Outra coisa que me lembro bem na Feira de Itabaiana eram os cantadores, muitos deles cegos. Hoje passeando na feira não os encontrei, cada dia que passa os vemos menos. Eles sentavam com seus pandeiros e violas e começavam a cantar de acordo com o pedido do feirante. Eles faziam improvisos, vendiam folhetos de cordéis e atraiam uma multidão para tratá-los como artistas. Ficavam despelando no sol o dia inteiro, assoviando e cantando, as pessoas passavam e depositavam moedas numa cuia de Queijo do Reino que ficava no chão.

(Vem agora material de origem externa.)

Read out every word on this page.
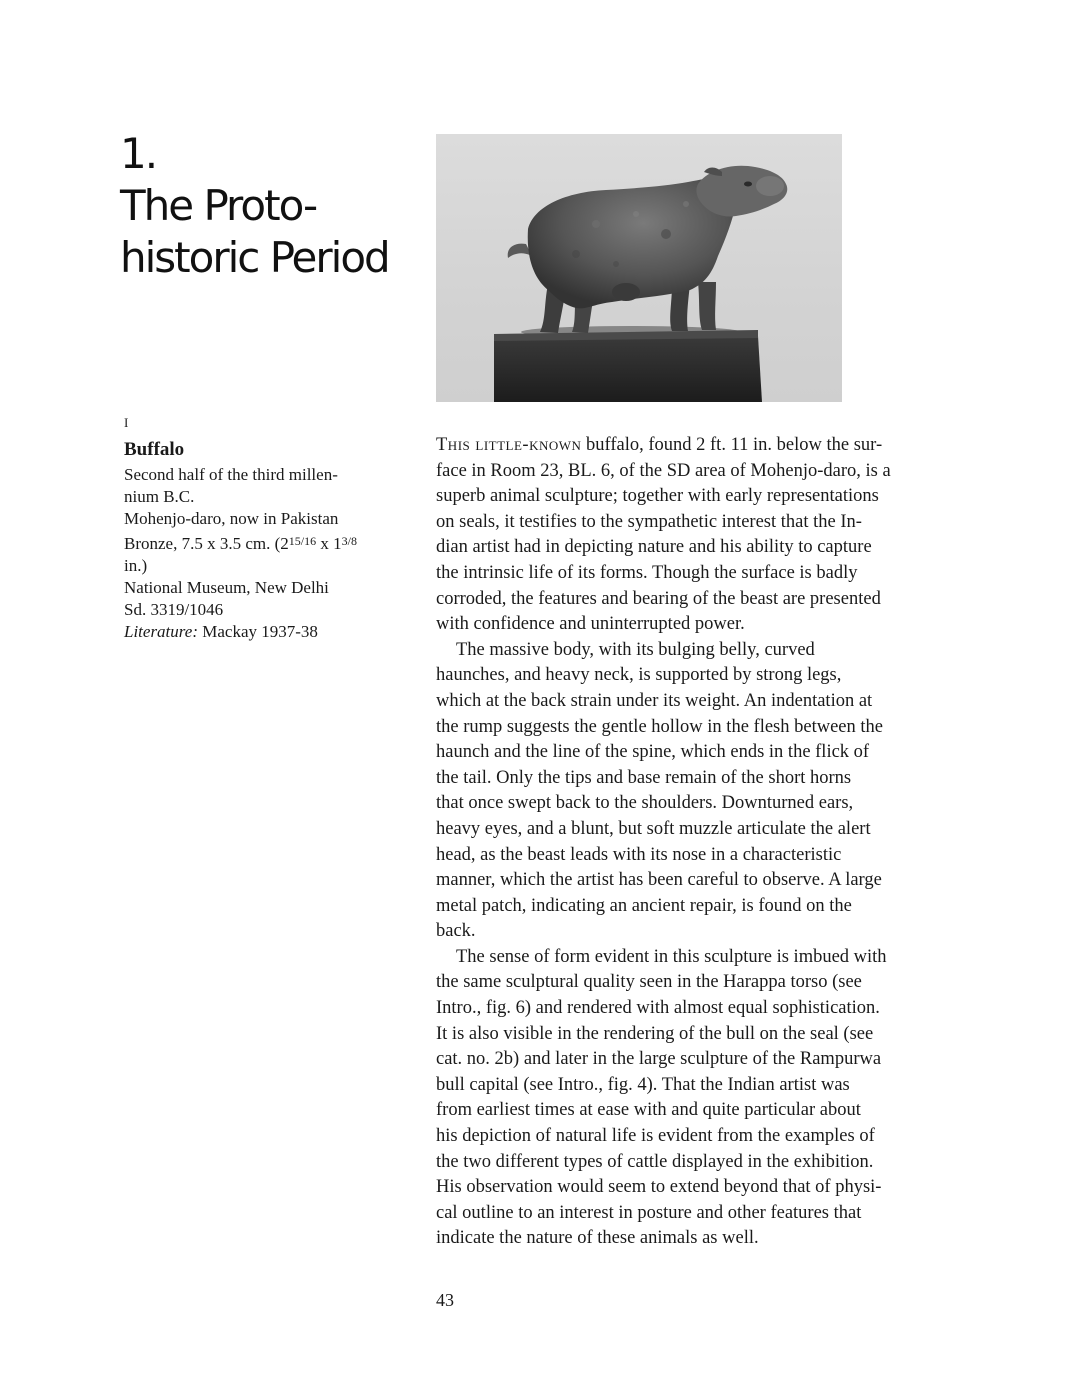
1.
The Proto-
historic Period
I
Buffalo
Second half of the third millen-
nium B.C.
Mohenjo-daro, now in Pakistan
Bronze, 7.5 x 3.5 cm. ($2^{15/16}$ x $1^{3/8}$
in.)
National Museum, New Delhi
Sd. 3319/1046
Literature: Mackay 1937-38
This little-known buffalo, found 2 ft. 11 in. below the sur-
face in Room 23, BL. 6, of the SD area of Mohenjo-daro, is a
superb animal sculpture; together with early representations
on seals, it testifies to the sympathetic interest that the In-
dian artist had in depicting nature and his ability to capture
the intrinsic life of its forms. Though the surface is badly
corroded, the features and bearing of the beast are presented
with confidence and uninterrupted power.
The massive body, with its bulging belly, curved
haunches, and heavy neck, is supported by strong legs,
which at the back strain under its weight. An indentation at
the rump suggests the gentle hollow in the flesh between the
haunch and the line of the spine, which ends in the flick of
the tail. Only the tips and base remain of the short horns
that once swept back to the shoulders. Downturned ears,
heavy eyes, and a blunt, but soft muzzle articulate the alert
head, as the beast leads with its nose in a characteristic
manner, which the artist has been careful to observe. A large
metal patch, indicating an ancient repair, is found on the
back.
The sense of form evident in this sculpture is imbued with
the same sculptural quality seen in the Harappa torso (see
Intro., fig. 6) and rendered with almost equal sophistication.
It is also visible in the rendering of the bull on the seal (see
cat. no. 2b) and later in the large sculpture of the Rampurwa
bull capital (see Intro., fig. 4). That the Indian artist was
from earliest times at ease with and quite particular about
his depiction of natural life is evident from the examples of
the two different types of cattle displayed in the exhibition.
His observation would seem to extend beyond that of physi-
cal outline to an interest in posture and other features that
indicate the nature of these animals as well.
43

Cheguei a fazer uma reportagem com o último destes artistas que até hoje resiste ao tempo ao lado do Mercado onde ficava o Tanque do Povo. Hoje não o vi, fiquei preocupado com sua saúde.

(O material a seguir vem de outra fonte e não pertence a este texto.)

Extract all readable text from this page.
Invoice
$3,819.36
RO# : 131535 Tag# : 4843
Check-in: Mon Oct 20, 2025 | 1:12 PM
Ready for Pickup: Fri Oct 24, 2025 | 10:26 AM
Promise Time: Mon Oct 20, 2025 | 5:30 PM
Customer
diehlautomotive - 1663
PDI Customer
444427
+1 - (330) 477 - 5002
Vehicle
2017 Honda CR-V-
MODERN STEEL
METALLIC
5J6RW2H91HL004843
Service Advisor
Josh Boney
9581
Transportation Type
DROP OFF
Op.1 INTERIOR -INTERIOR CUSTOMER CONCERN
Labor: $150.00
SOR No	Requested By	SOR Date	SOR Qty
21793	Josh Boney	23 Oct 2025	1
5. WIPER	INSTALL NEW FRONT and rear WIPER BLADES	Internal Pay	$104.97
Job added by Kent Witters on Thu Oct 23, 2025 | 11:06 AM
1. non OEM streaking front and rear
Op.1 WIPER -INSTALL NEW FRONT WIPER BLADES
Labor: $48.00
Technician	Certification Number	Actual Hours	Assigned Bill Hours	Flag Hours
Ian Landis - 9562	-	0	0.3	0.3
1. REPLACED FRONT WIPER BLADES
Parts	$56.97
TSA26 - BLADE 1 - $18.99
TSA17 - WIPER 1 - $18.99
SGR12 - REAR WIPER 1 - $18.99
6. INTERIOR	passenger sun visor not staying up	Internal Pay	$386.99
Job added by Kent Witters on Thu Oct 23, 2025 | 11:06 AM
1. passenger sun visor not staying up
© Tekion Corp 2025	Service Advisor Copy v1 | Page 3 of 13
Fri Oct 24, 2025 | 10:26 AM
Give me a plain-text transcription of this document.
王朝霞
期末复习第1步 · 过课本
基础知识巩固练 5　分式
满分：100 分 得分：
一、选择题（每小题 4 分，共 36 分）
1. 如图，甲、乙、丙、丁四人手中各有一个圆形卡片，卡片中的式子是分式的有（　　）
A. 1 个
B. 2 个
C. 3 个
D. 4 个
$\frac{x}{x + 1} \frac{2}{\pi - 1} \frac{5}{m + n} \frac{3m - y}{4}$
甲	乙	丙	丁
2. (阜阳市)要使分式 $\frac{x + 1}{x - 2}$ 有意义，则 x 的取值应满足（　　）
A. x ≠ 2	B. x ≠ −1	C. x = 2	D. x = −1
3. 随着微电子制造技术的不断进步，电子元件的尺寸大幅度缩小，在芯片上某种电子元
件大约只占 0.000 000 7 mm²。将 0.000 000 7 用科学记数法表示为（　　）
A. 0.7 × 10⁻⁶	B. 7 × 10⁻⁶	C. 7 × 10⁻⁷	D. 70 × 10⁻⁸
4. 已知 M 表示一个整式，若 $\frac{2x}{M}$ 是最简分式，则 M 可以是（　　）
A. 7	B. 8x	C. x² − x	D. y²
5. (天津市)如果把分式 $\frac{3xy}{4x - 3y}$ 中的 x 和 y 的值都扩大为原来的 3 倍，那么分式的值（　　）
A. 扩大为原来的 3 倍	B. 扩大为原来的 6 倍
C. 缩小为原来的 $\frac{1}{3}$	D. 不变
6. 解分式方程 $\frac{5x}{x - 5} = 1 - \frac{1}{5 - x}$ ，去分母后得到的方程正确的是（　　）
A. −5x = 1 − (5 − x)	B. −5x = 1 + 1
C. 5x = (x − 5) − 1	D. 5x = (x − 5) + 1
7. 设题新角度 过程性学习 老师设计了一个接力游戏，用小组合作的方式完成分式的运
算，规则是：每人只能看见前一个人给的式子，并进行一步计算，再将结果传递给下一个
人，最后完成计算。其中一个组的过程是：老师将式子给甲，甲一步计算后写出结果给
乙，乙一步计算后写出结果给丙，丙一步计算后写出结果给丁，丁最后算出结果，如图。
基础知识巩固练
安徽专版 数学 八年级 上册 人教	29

Por último, o jogo do preá. Uma vez vi dezenas de pessoas ao redor de um pano que mais parecia rinha de galo. Eu que era e ainda sou curioso fui me aproximando e vi que as pessoas apostavam em números e cada número equivalia a uma casinha. No centro havia um preá que era solto e começavam a gritaria espantando o bichinho. Na casinha que ele entrasse primeiro, os apostadores recebiam parte das apostas e o dono da banca uma porcentagem. Assim, passavam o dia ganhando dinheiro. Hoje, é proibido, tanto por ter um animal sendo maltratado (segundo a justiça), quanto por ser enquadrado como “jogo de azar”, claro, o azar é do Governo que não recebe impostos. 

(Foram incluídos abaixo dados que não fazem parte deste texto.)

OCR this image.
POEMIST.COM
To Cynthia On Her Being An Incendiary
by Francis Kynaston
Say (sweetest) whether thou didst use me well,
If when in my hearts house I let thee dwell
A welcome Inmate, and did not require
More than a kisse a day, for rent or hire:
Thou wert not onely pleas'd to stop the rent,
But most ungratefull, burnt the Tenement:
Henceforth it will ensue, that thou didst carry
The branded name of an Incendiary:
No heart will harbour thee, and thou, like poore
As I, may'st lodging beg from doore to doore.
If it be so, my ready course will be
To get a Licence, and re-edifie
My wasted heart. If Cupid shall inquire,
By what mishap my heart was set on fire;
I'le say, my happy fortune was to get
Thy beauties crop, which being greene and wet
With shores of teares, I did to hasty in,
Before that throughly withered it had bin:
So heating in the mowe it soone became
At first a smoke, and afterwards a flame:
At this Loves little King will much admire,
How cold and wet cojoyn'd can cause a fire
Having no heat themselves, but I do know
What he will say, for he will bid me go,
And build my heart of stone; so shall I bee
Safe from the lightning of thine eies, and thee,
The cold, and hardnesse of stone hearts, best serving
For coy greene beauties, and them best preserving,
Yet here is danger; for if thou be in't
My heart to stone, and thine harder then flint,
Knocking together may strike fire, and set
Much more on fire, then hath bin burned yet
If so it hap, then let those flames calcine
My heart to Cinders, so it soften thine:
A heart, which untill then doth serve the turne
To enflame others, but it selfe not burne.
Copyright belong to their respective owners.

Bem, hoje a feira está mais chata, apenas tem a velha venda de legumes, frutas, ovos, carnes em geral, produtos de ferragens e tantas outras coisas. As pessoas não conversam tanto como antes, vão lá, compram e voltam para seus abrigos. A meninada não pode trabalhar, mas podem roubar à vontade; não temos mais as dançarinas ao som de trio pé-de-serra; cadê os vendedores de pedra de rim? Os de sebo de carneiro? Cadê as bancas de bingo? A feira está cada vez mais chata, o politicamente correto às vezes é muito chato, porém necessário porque humanos são humanos e se der brecha ele toma conta e não se limita. Então, volto ao meu café com Neusa que me confirma que tem 37 anos que trabalha com comida na feira e que herdou o costume da sua mãe, dona Lourdes que trabalhou antes dela 50 anos no mesmo ofício e me diz sempre “Tudo está mudado”. Verdade, não só na feira livre, mas no mundo, estão matando a cultura e substituindo por atos robóticos e sem criatividade. E, quem quiser mudar isso, morrerá sozinho e humilhado.

*Robério Santos, Itabaianense, escritor, jornalista, cineasta, fotógrafo, arquivista, professor e Membro da Academia Itabaianense de Letras.